2. Reassure them that it’s not their fault.
Kids often blame themselves for their own abuse. Somehow they conclude, “I caused this.” If this “false guilt” is not countered, it’s an open door for Satan to funnel lies into their growing personalities, wreck their self-identity, make them self-isolate, and pull them into depression. Gently and lovingly correct and clarify as you see this false reasoning develop (4).
3. Provide structure and predictability.
Help them anticipate a consistent pattern for the day: set times for meals, school, homework, chores, playtime, bedtime reading and prayers, etc. They need to know that their parents are “in control” even if it feels like you’re NOT sometimes. Unpredictability makes a traumatized child more anxious and fearful, and therefore, more symptomatic.
4. Give them opportunities to express their emotions.
They may not be able to do so verbally, so tap into their native languages, which are play and imagination. Break out the LEGOs, Hot Wheels, art supplies, tutu, and games. For most young children, play is reality. As you get down on your knees and play with them, the protective walls they have erected will come down, and they will express what’s going on inside, either verbally or by their actions.
5. Give them something to control.
Counter their feelings of powerlessness by helping them master something. The concept of “mastery of performance” defines success as “the result of effort and strategy.” These accomplishments promote adaptability, intrinsic motivation, and the ability to stick with something despite setbacks (5).
6. Involve God intentionally in the process.

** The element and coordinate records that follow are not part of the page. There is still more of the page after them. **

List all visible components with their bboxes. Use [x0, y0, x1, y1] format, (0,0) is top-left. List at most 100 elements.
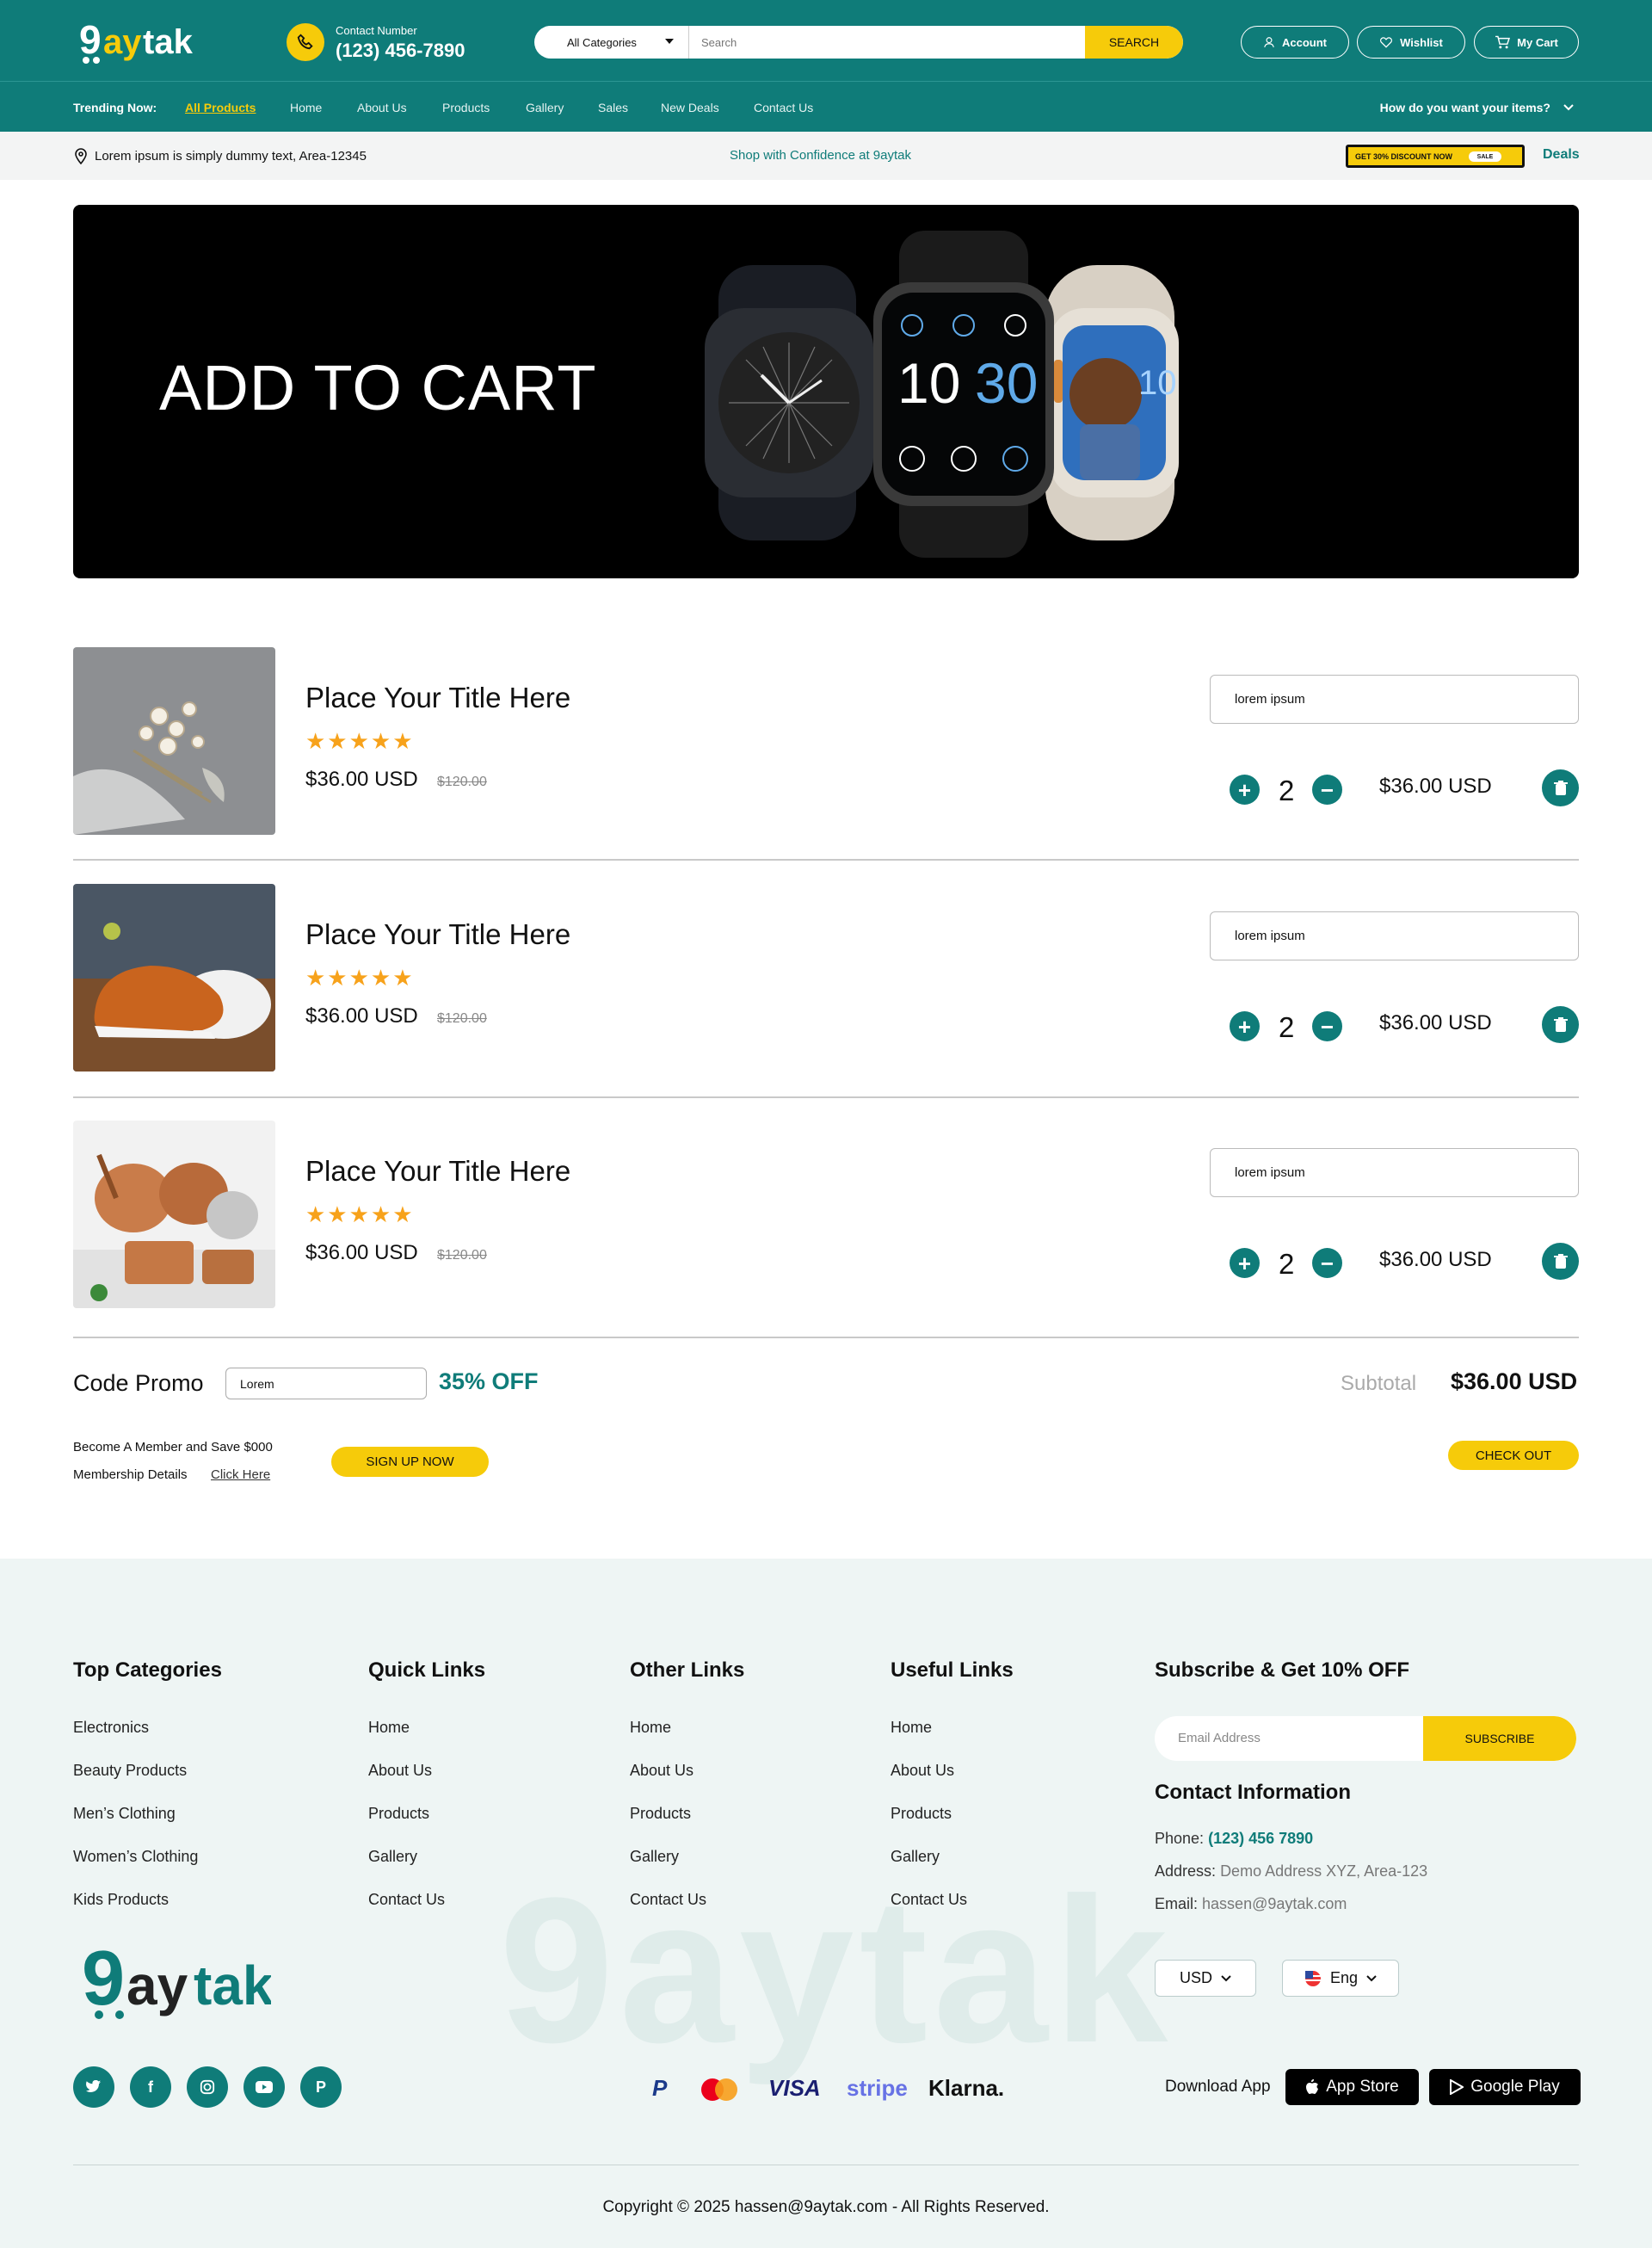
footer-link[interactable]: Kids Products: [73, 1891, 169, 1909]
cart-item: Place Your Title Here ★★★★★ $36.00 USD $…: [73, 884, 1579, 1073]
checkout-button[interactable]: CHECK OUT: [1448, 1441, 1579, 1470]
contact-number[interactable]: (123) 456-7890: [336, 40, 465, 62]
download-app-label: Download App: [1165, 2078, 1271, 2096]
membership-link[interactable]: Click Here: [211, 1467, 270, 1482]
option-input[interactable]: lorem ipsum: [1210, 911, 1579, 960]
footer-link[interactable]: Gallery: [891, 1848, 940, 1866]
location-pin-icon: [75, 148, 87, 164]
nav-sales[interactable]: Sales: [598, 101, 628, 114]
old-price: $120.00: [437, 1011, 487, 1026]
currency-select[interactable]: USD: [1155, 1960, 1256, 1997]
footer-link[interactable]: About Us: [891, 1762, 954, 1780]
banner-title: ADD TO CART: [159, 352, 597, 423]
option-input[interactable]: lorem ipsum: [1210, 675, 1579, 724]
delete-button[interactable]: [1542, 769, 1579, 806]
plus-icon: +: [1237, 1013, 1252, 1040]
pinterest-icon[interactable]: P: [300, 2066, 342, 2108]
minus-button[interactable]: −: [1312, 775, 1342, 805]
minus-button[interactable]: −: [1312, 1248, 1342, 1278]
quick-links-title: Quick Links: [368, 1658, 486, 1682]
top-header: 9 9aytak ay tak Contact Number (123) 456…: [0, 0, 1652, 81]
svg-text:10: 10: [1138, 364, 1177, 402]
footer-link[interactable]: About Us: [630, 1762, 693, 1780]
nav-contact-us[interactable]: Contact Us: [754, 101, 813, 114]
app-store-button[interactable]: App Store: [1285, 2069, 1419, 2105]
footer-link[interactable]: Women’s Clothing: [73, 1848, 198, 1866]
cart-button[interactable]: My Cart: [1474, 26, 1579, 59]
instagram-icon[interactable]: [187, 2066, 228, 2108]
google-play-button[interactable]: Google Play: [1429, 2069, 1581, 2105]
product-title[interactable]: Place Your Title Here: [305, 918, 570, 951]
row-divider: [73, 859, 1579, 861]
account-button[interactable]: Account: [1241, 26, 1349, 59]
contact-email: Email: hassen@9aytak.com: [1155, 1895, 1347, 1913]
footer-logo[interactable]: 9 ay tak: [82, 1937, 271, 2023]
brand-logo[interactable]: 9 9aytak ay tak: [77, 15, 198, 67]
app-store-label: App Store: [1326, 2078, 1399, 2096]
nav-about-us[interactable]: About Us: [357, 101, 407, 114]
minus-button[interactable]: −: [1312, 1011, 1342, 1041]
footer-link[interactable]: Gallery: [630, 1848, 679, 1866]
footer-link[interactable]: Contact Us: [368, 1891, 445, 1909]
product-title[interactable]: Place Your Title Here: [305, 1155, 570, 1188]
hero-banner: ADD TO CART 10 10 30: [73, 205, 1579, 578]
footer-link[interactable]: Home: [891, 1719, 932, 1737]
footer-link[interactable]: Home: [368, 1719, 410, 1737]
svg-text:tak: tak: [143, 23, 194, 61]
nav-home[interactable]: Home: [290, 101, 322, 114]
email-value[interactable]: hassen@9aytak.com: [1202, 1895, 1347, 1912]
sign-up-button[interactable]: SIGN UP NOW: [331, 1447, 489, 1477]
product-title[interactable]: Place Your Title Here: [305, 682, 570, 714]
old-price: $120.00: [437, 775, 487, 789]
delivery-dropdown[interactable]: How do you want your items?: [1380, 101, 1575, 114]
plus-icon: +: [1237, 1250, 1252, 1276]
delete-button[interactable]: [1542, 1243, 1579, 1280]
delete-button[interactable]: [1542, 1006, 1579, 1043]
minus-icon: −: [1320, 1013, 1335, 1040]
product-price: $36.00 USD: [305, 768, 418, 791]
line-price: $36.00 USD: [1379, 1011, 1492, 1034]
language-select[interactable]: Eng: [1282, 1960, 1399, 1997]
footer-link[interactable]: Contact Us: [630, 1891, 706, 1909]
info-bar: Lorem ipsum is simply dummy text, Area-1…: [0, 132, 1652, 180]
footer-link[interactable]: Electronics: [73, 1719, 149, 1737]
paypal-logo: P: [652, 2075, 668, 2101]
visa-logo: VISA: [768, 2075, 821, 2101]
subscribe-button[interactable]: SUBSCRIBE: [1423, 1716, 1576, 1761]
facebook-icon[interactable]: f: [130, 2066, 171, 2108]
location[interactable]: Lorem ipsum is simply dummy text, Area-1…: [74, 147, 367, 164]
footer-link[interactable]: Beauty Products: [73, 1762, 187, 1780]
nav-products[interactable]: Products: [442, 101, 490, 114]
deals-link[interactable]: Deals: [1543, 147, 1580, 163]
footer-link[interactable]: About Us: [368, 1762, 432, 1780]
currency-label: USD: [1179, 1969, 1212, 1986]
promo-code-input[interactable]: Lorem: [225, 1368, 427, 1399]
search-input[interactable]: [698, 26, 1068, 59]
footer-link[interactable]: Products: [630, 1805, 691, 1823]
quantity: 2: [1279, 775, 1295, 806]
email-input[interactable]: Email Address: [1178, 1731, 1261, 1745]
footer-link[interactable]: Products: [891, 1805, 952, 1823]
play-icon: [1450, 2079, 1464, 2095]
footer-link[interactable]: Gallery: [368, 1848, 417, 1866]
search-button[interactable]: SEARCH: [1085, 26, 1183, 59]
nav-all-products[interactable]: All Products: [185, 101, 256, 114]
delivery-label: How do you want your items?: [1379, 101, 1550, 114]
twitter-icon[interactable]: [73, 2066, 114, 2108]
plus-button[interactable]: +: [1230, 775, 1260, 805]
language-label: Eng: [1329, 1969, 1359, 1986]
nav-new-deals[interactable]: New Deals: [661, 101, 719, 114]
option-input[interactable]: lorem ipsum: [1210, 1148, 1579, 1197]
discount-badge[interactable]: GET 30% DISCOUNT NOW SALE: [1346, 145, 1525, 168]
footer-link[interactable]: Contact Us: [891, 1891, 967, 1909]
plus-button[interactable]: +: [1230, 1011, 1260, 1041]
footer-watermark: 9aytak: [499, 1855, 1174, 2085]
phone-value[interactable]: (123) 456 7890: [1208, 1830, 1313, 1847]
footer-link[interactable]: Men’s Clothing: [73, 1805, 176, 1823]
nav-gallery[interactable]: Gallery: [526, 101, 564, 114]
youtube-icon[interactable]: [243, 2066, 285, 2108]
wishlist-button[interactable]: Wishlist: [1357, 26, 1465, 59]
plus-button[interactable]: +: [1230, 1248, 1260, 1278]
footer-link[interactable]: Home: [630, 1719, 671, 1737]
footer-link[interactable]: Products: [368, 1805, 429, 1823]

God is just as concerned about your child as you are. One of God’s many names in the Bible is “Your Healer” (Exodus 15:26) and He is quite accomplished at exactly that. Tap into His love, experience, and miraculous abilities. Do you need direction, creative suggestions, and insight to help your child? Proverbs 3:5-6 tells us to “trust in the Lord with all your heart, and lean not on your own understanding; in all your ways acknowledge Him, and He shall direct your paths.”
CHRIS ADSIT is the Resource Coordinator for the REBOOT Alliance and the co-founder of Firstline.
(1) Charles R. Figley, Ph.D. “Compassion Fatigue: Toward a New Understanding of the Costs of Caring” in B.H. Stamm (Ed.) Secondary Traumatic Stress: Self-care Issues for Clinicians, Researchers, and Educators (2nd ed.) (Lutherville, MD: Sidran, 1999), p 10. Figley equates “Secondary Traumatic Stress” with “Compassion Stress” in other articles.
(2) Antoinette Welsh, M.A., Ed.S “Effects of Trauma Induced Stress on Attention, Executive Functioning, Processing Speed, and Resilience in Urban Children.” (2013) Seton Hall University Dissertations and Theses (ETDs) #1907, Winter 12-2013. pp 1-7. ALSO interview input from Marian Steigeler, LPC, MS-MHC, QMHP, President/Clinical Director and Co-founder of The Elrod Center, Eugene, OR.
(3) Antoinette Welsh, Ibid. ALSO: Dr. Vincent Felitti, Dr. Robert Anda, et al, “Relationship of Childhood Abuse and Household Dysfunction to Many of the Leading Causes of Death in Adults,” in the American Journal of Preventive Medicine, 1998, Vol. 14. pp245-258.
(4) Bruce D. Perry, M.D., Ph.D. “Helping Traumatized Children – A Brief Overview for Caregivers;” childtrauma.org/wp-content/uploads/2014/01/Helping_Traumatized_Children_Caregivers_Perry1.pdf
(5) Interview input from Marian Steigeler, see endnote #2.